Au regard de la décision de la Cour internationale de justice de La Haye de 1962 reconnaissant la souveraineté cambodgienne sur le temple disputé entre les deux royaumes voisins, et des traités franco-siamois de 1904 et 1907, ce collectif "dénonce et invalide toute proposition absurde des Thaïlandais extrémistes et expansionnistes qui ignorent leur propre histoire et tentent de stopper et de retarder l'inscription du temple cambodgien sur la liste du patrimoine mondial".
Estimant illégale toute interférence de "groupe thaïlandais" dans la souveraineté cambodgienne, ce regroupement d'associations de la diaspora appelle ainsi le Comité du patrimoine mondial à satisfaire à la demande du Cambodge.
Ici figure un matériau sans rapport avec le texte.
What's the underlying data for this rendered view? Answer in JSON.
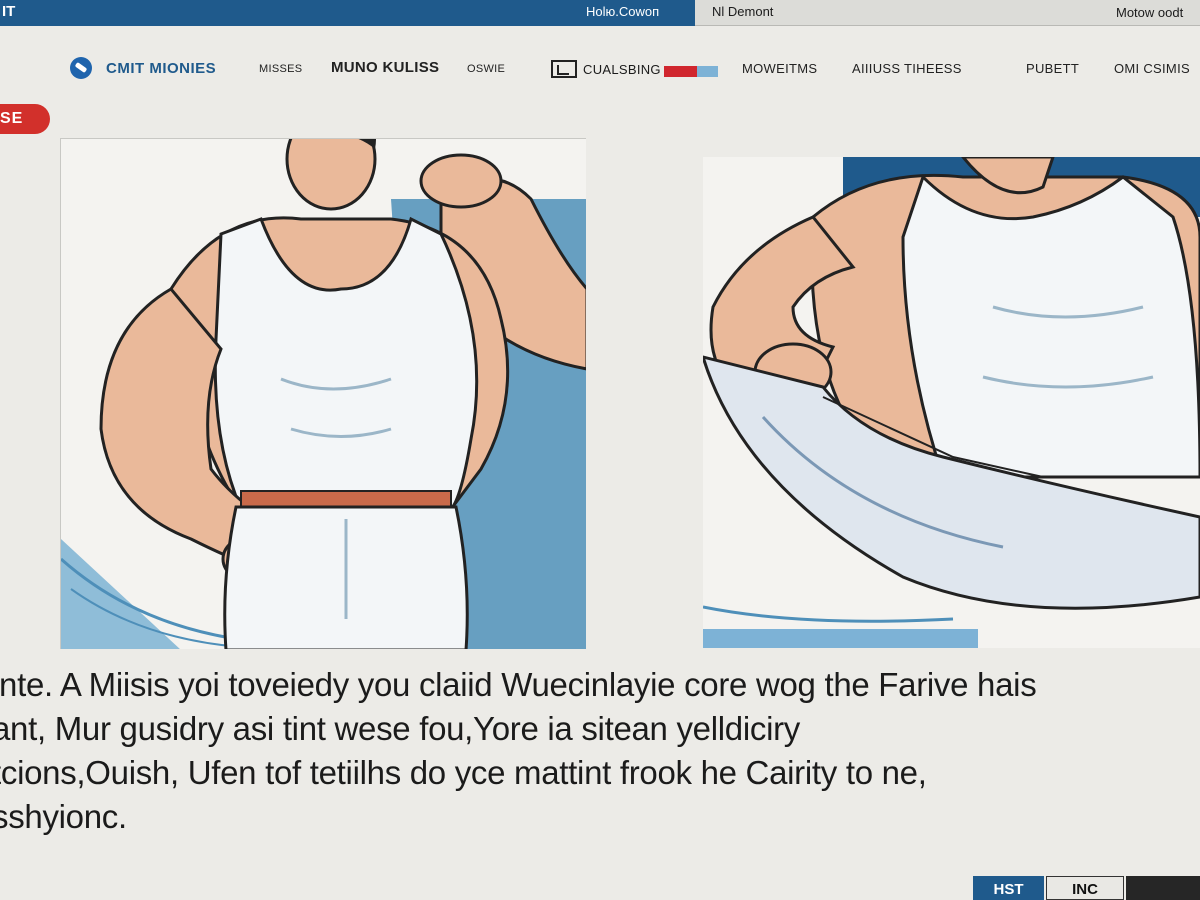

Depuis le 25 juin, d'un commun accord entre les deux pays, des forces de sécurité ont été déployées autour de l'ambassade de Thaïlande à Phnom Penh ainsi qu'autour de l'ambassade du Cambodge à Bangkok en vue de les protéger de tout débordement populaire, explique Touch Naroth, commissaire de la police municipale de Phnom Penh. "La sécurité est jusque-là normale mais nous restons prudents."
Le Conseil de surveillance du Cambodge, qui rassemble cinq syndicats et associations, a dans une déclaration datée du 3 juillet, annoncé qu'il inviterait la population à "manifester pacifiquement pour protéger l'intégrité territoriale du Cambodge et le temple de Preah Vihear" au cas où la partie thaïlandaise continue de guigner le temple.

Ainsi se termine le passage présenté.